SANS | publié le : 03.12.2002 |

Choc démographique, contexte budgétaire de plus en plus contraignant, développement de la violence et du stress, difficulté à trouver des relais efficaces chez les managers... Ces nouveaux enjeux, sur fond de décentralisation, érigent la fonction RH à un niveau beaucoup plus stratégique que la traditionnelle gestion des statuts.

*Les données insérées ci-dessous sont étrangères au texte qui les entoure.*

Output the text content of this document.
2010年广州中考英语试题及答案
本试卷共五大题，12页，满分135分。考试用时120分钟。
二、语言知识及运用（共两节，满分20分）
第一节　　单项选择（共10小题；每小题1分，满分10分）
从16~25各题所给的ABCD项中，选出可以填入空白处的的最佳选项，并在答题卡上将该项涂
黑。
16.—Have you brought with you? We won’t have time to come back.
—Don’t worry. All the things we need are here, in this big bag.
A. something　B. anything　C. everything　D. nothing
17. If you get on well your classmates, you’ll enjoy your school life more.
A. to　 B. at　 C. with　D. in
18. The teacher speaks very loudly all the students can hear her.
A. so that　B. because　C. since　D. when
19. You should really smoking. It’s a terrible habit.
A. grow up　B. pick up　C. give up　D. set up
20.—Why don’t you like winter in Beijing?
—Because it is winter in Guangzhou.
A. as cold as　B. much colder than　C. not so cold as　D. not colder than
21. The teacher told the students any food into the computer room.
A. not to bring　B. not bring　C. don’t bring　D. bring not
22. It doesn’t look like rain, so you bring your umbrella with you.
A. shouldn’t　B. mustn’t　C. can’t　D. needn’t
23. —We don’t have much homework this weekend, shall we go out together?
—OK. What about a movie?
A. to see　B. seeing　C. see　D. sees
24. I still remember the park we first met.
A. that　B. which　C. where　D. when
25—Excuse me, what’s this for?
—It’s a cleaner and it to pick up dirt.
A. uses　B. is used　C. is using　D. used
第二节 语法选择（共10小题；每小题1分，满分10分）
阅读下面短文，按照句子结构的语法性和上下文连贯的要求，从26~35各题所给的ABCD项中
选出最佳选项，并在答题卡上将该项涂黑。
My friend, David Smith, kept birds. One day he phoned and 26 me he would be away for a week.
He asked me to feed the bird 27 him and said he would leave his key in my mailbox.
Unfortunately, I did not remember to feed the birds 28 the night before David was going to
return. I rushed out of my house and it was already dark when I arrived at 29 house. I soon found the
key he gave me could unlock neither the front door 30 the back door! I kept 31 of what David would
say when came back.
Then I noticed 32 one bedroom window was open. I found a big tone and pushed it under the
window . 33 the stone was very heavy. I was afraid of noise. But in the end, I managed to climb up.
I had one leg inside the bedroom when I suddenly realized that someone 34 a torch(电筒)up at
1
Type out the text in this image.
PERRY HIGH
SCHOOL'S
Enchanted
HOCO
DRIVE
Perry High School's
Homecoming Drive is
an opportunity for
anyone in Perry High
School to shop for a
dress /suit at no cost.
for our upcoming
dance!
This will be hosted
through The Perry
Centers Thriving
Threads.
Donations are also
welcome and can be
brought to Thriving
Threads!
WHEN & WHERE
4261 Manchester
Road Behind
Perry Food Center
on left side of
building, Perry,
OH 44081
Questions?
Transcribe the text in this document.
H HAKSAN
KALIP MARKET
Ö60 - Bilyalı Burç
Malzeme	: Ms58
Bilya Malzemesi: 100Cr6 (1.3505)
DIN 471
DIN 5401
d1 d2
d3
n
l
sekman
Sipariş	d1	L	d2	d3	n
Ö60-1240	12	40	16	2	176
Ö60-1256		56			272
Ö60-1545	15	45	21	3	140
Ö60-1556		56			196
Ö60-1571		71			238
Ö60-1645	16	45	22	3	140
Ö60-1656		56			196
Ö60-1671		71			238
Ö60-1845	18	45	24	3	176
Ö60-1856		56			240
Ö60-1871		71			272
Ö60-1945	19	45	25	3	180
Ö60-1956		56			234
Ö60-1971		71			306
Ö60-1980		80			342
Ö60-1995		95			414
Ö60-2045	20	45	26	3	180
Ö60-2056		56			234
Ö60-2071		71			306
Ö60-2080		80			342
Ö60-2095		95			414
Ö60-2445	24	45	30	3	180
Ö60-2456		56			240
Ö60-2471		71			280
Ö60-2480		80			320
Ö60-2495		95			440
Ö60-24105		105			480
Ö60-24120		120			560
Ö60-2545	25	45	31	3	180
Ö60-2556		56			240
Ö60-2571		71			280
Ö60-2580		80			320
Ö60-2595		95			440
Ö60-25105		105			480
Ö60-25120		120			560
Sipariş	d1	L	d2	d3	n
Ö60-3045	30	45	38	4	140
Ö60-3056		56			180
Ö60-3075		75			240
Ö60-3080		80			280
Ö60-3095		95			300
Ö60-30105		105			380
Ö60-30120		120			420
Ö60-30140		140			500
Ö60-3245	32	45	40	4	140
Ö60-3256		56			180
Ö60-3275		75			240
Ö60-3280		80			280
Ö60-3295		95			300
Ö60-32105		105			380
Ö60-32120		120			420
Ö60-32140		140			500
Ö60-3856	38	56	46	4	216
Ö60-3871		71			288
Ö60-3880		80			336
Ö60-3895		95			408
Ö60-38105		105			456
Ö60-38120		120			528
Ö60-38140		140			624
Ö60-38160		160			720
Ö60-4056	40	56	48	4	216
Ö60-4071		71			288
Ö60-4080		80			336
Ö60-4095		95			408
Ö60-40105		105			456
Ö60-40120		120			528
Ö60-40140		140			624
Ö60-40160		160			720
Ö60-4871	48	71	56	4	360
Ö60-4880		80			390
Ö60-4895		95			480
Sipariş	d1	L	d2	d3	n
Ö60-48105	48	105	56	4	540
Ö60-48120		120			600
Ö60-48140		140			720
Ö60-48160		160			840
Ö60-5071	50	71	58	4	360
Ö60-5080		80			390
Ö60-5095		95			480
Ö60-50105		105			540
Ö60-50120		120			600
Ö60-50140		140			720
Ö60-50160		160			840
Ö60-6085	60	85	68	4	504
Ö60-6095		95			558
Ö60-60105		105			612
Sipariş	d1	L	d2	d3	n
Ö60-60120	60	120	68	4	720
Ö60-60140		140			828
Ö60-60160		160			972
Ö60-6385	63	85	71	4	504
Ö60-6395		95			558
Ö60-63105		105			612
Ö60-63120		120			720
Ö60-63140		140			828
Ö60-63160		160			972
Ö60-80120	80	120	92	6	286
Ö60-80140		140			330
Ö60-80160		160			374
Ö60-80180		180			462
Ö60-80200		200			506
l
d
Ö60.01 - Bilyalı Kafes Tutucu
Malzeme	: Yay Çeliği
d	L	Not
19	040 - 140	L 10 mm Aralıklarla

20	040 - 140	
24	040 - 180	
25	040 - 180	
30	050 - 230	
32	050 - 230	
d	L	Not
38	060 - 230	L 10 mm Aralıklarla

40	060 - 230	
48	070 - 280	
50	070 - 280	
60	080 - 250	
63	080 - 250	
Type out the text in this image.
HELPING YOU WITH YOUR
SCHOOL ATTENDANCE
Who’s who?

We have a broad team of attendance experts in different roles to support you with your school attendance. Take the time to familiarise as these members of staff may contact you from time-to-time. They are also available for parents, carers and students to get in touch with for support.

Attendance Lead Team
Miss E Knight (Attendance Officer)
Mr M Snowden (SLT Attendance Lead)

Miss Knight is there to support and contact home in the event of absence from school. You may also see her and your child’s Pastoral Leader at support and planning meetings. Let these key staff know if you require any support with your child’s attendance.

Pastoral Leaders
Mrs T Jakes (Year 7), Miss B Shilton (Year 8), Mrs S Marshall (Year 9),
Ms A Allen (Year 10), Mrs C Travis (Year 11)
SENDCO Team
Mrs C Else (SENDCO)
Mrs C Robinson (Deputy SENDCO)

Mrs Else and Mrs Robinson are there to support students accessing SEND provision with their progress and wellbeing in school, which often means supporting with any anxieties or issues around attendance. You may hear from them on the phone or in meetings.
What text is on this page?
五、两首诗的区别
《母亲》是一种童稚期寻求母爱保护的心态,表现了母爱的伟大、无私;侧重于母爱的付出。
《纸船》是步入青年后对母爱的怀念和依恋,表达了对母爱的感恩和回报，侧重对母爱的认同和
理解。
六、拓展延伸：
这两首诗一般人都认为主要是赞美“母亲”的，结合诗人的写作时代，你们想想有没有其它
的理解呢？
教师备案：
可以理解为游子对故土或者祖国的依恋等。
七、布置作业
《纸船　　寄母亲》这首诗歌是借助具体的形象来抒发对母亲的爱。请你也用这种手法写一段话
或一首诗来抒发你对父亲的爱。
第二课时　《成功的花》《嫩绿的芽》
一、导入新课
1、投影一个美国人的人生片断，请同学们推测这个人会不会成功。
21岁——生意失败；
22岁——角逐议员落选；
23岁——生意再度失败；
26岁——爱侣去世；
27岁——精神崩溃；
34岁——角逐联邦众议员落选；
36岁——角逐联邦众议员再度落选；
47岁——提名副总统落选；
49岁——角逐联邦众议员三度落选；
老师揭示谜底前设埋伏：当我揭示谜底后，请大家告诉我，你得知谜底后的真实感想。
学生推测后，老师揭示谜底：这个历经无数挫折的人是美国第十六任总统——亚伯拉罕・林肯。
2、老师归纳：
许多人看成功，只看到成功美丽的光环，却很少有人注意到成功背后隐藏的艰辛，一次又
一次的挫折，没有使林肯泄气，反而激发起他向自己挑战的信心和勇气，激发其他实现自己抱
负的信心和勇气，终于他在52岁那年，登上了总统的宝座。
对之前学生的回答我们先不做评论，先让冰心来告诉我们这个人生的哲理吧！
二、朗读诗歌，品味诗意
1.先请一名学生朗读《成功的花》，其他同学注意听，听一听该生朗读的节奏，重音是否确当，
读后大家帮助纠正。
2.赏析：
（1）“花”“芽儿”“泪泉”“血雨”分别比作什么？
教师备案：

Mutualisation des moyens, polyvalence des tâches et mobilité accrue, telle est, grosso modo, la feuille de route que le gouvernement vient d'adresser aux 1,6 million de fonctionnaires territoriaux. Vingt ans après les lois Mauroy-Defferre, le deuxième volet de la décentralisation, lancé à la mi-octobre par le Premier ministre, va, à coup sûr, constituer un électrochoc pour la fonction RH dans les collectivités locales. Tel est, en tout cas, le pronostic de Jean-Pierre Mandeville, membre du pôle de compétences RH à l'Ecole nationale d'application des cadres territoriaux (Enact) d'Angers. « La mise en oeuvre de l'intercommunalité et les effets de cette décentralisation "bis" vont modifier en profondeur les missions des DRH. Pour cette population, un paysage inédit va se dessiner », résume ce responsable de formation. Sur les conséquences du projet de loi Raffarin, les DRH sont persuadés que ce bouleversement institutionnel risque d'accélérer la concurrence entre collectivités et, du même coup, de creuser les disparités.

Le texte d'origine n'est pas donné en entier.